Friday, February 24, 2023

On Unlived Lives

There’s a quote by Jung that resonates with me: “The greatest tragedy of the family is the unlived lives of the parents”

That has put a fine point on the knowledge I have been struggling within myself, that I am not living up to my potential, and looking back on my upbringing is it no wonder I struggle with learned helplessness & its accompanying self worth issues, as neither of my parents were able to extricate themselves completely from the traps their parents created for them. 

At a minimum their lives are great cautionary tales for myself of things or a life I want to avoid—so I try to move forward the best I can. There is no alternative. 

Tuesday, February 7, 2023

Reviewing Old Blog Posts From 2018-2017

It is wild re-reading old posts, being reminded of a few things (i.e., the solitary apology I ever received from mom), and the instability of my relationships with mom, my sister, and her sister. If things were relatively peaceful between mom and I, then things with my aunt or my sister suffered, and visa versa. 

If mom was fawning over one of us, she was fighting or freezing someone else. And always triangulating. Someone always had to be the villain or scapegoat in her narrative. 

Damaged people DAMAGE PEOPLE. The collateral damage for me is I am left shattered, anxious and avoidant, and hyper vigilant—the last characteristic I am viewing as a super power that serves to protect me, but still it is exhausting constantly bring mindful and assessing risks. 

Mom is the one who physically died, and yet I am left behind feeling as if I were already a ghost and an afterthought.
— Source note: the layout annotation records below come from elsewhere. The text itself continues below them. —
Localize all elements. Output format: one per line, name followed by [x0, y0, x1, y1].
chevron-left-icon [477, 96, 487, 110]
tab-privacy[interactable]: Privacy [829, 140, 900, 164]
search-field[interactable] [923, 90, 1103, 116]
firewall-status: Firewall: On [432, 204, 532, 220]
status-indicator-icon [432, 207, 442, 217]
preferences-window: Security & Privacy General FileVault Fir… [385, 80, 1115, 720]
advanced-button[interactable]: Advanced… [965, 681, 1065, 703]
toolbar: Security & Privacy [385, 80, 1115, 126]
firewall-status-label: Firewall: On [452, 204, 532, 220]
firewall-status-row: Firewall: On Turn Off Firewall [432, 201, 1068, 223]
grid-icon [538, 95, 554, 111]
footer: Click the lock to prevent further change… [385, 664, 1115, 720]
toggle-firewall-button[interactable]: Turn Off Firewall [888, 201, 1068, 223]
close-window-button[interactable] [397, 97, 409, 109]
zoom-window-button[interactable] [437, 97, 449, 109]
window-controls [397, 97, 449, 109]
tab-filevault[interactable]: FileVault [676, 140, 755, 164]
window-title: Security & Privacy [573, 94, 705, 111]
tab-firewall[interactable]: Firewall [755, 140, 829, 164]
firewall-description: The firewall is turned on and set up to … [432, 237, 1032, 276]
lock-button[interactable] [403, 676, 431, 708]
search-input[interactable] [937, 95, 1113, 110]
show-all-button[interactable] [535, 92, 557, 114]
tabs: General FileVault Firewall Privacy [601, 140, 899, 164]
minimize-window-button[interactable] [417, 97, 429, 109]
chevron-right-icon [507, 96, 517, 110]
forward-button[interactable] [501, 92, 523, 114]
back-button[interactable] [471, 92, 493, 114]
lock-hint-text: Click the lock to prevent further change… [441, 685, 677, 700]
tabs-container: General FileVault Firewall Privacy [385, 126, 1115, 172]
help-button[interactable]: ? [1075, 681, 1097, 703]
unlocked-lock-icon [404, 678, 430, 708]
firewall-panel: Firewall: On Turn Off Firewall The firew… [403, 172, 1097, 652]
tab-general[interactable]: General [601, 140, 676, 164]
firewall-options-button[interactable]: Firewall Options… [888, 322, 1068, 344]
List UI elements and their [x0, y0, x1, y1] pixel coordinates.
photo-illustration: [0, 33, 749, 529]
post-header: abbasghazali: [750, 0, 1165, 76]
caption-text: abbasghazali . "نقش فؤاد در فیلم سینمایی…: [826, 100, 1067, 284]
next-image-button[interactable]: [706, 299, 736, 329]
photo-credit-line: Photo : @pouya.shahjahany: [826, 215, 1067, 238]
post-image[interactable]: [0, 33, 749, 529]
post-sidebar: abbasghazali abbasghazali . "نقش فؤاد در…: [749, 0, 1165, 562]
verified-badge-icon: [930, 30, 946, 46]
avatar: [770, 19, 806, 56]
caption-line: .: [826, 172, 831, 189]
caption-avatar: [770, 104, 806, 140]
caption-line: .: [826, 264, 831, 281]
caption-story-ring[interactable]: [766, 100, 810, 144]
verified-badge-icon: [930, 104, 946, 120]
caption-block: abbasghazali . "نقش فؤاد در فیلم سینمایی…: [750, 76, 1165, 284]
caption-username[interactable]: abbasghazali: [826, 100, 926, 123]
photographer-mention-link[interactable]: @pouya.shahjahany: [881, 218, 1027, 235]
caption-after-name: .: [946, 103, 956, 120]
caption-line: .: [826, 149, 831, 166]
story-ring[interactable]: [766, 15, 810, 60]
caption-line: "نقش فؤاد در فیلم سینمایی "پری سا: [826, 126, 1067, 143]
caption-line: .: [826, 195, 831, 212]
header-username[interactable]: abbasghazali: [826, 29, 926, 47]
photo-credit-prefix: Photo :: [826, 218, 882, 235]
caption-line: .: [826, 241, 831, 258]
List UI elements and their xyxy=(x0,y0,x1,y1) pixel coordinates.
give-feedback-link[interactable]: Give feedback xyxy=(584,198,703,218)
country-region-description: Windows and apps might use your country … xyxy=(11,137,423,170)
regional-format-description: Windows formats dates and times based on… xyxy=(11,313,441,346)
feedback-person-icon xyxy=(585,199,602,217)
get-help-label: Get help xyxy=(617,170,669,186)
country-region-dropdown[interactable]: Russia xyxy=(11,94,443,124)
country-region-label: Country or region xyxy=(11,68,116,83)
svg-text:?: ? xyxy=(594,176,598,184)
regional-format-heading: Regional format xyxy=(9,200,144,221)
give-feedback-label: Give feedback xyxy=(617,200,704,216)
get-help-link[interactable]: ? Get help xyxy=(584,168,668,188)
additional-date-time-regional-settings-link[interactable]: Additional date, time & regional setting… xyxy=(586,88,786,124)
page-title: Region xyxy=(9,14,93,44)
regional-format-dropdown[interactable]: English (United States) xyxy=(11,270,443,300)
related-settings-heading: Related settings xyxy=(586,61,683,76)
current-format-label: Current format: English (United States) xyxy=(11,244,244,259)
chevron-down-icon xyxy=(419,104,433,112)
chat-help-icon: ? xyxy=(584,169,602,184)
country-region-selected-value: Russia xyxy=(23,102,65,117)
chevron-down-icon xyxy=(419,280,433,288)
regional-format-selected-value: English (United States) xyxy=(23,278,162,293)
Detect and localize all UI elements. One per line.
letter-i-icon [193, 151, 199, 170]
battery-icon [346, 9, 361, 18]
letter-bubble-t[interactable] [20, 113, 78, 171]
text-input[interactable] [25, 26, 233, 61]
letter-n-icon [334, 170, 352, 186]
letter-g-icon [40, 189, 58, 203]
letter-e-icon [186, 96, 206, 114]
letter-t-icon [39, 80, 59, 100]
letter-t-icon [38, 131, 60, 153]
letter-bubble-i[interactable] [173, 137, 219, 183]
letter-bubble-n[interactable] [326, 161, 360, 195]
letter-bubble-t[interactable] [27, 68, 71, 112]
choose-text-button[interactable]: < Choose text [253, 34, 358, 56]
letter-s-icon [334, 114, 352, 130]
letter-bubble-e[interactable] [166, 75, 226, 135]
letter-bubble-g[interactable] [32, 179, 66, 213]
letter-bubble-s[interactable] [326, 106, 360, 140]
Sometimes I feel as if I were a ghost haunting my own grave that no one visits.

Mom wasted so much time creating & stoking chaos, it didn’t leave much time for love, though there were glimmers of it (or so I thought) along the way that got diluted in the chaos. 

Sadly what little glimmer of familial love or ties that remained in the aftermath of her death, the Trump presidency and the persistence of the COVID pandemic diluted things to the point where I am convinced there isn’t much left at all. 

Wednesday, February 1, 2023

“This Is How Things Are Now”

I originally started this blog when mom was alive as a means of documenting and warehousing and compartmentalizing the abuse & absurdity I experienced in my relationship with mom.  

In the aftermath of her passing, I now see that it has evolved into documenting my relationship with myself. 

Before COVID, I thought I had a handle on everything: controlling myself, my thoughts, and by extension my feelings to the point where I was off antidepressants for 11 years. 

Back on medication & back in therapy again, to put myself back together again. Familiar territory. 

I have been re-reading the entries in this blog and reflecting back on the version of myself writing those entries, and so many thoughts come to my mind: the exhaustion & exasperation of constantly being vigilant and protective of me, Maharajah and our life, mindful not to share anything that could be gossiped about or twisted into something else entirely. 

I spent too much time being protective, vigilant, angry, resentful. I see the gaps in blog entries where I was documenting how many days I went without contacting mom, or days when she would call me an outlandish amount of times. 

Exasperation. Exhaustion. Control. Stress. Then her love bombing with a mere glimmer of what appeared to be love, which would dissipate back into the spiral of stress, and nothing ever making her happy, leaving me feeling like a failure—why bother? 

Spending that much time being hyper-vigilant, over stressed, feeling like the villain in the stories mom told herself and others didn’t leave much room for love—and to be honest, it is difficult for me to distinguish actual love versus trauma bonding & Stockholm Syndrome regarding mom. 

I learned too late in life what this is (or was): peptide addiction (the interplay of excess cortisol + dopamine depletion in particular). There I go again, doing what I do best, intellectualizing my trauma. 

Things toward the very end moved too quick, no time for tidy attempts at a sentimental goodbye. The last month of her life was, for all of us, high stress. And in a way, I am chasing my “next hit” of dopamine from a wave of love bombing that will never come. Closure has yet to darken the doorstep of my heart & psyche.

In her 2019 Christmas voicemail to me, in response to gifts she can no longer afford to give us she said, “Well, this is how things are now.” 

Indeed. This is how things are now. At some point I hope to progress from stone cold resignation to actual acceptance. In the meantime, I am trying to allow myself the grace to “just be” and sit with my thoughts and feelings until such time my sadness lessens and my resentments melt away.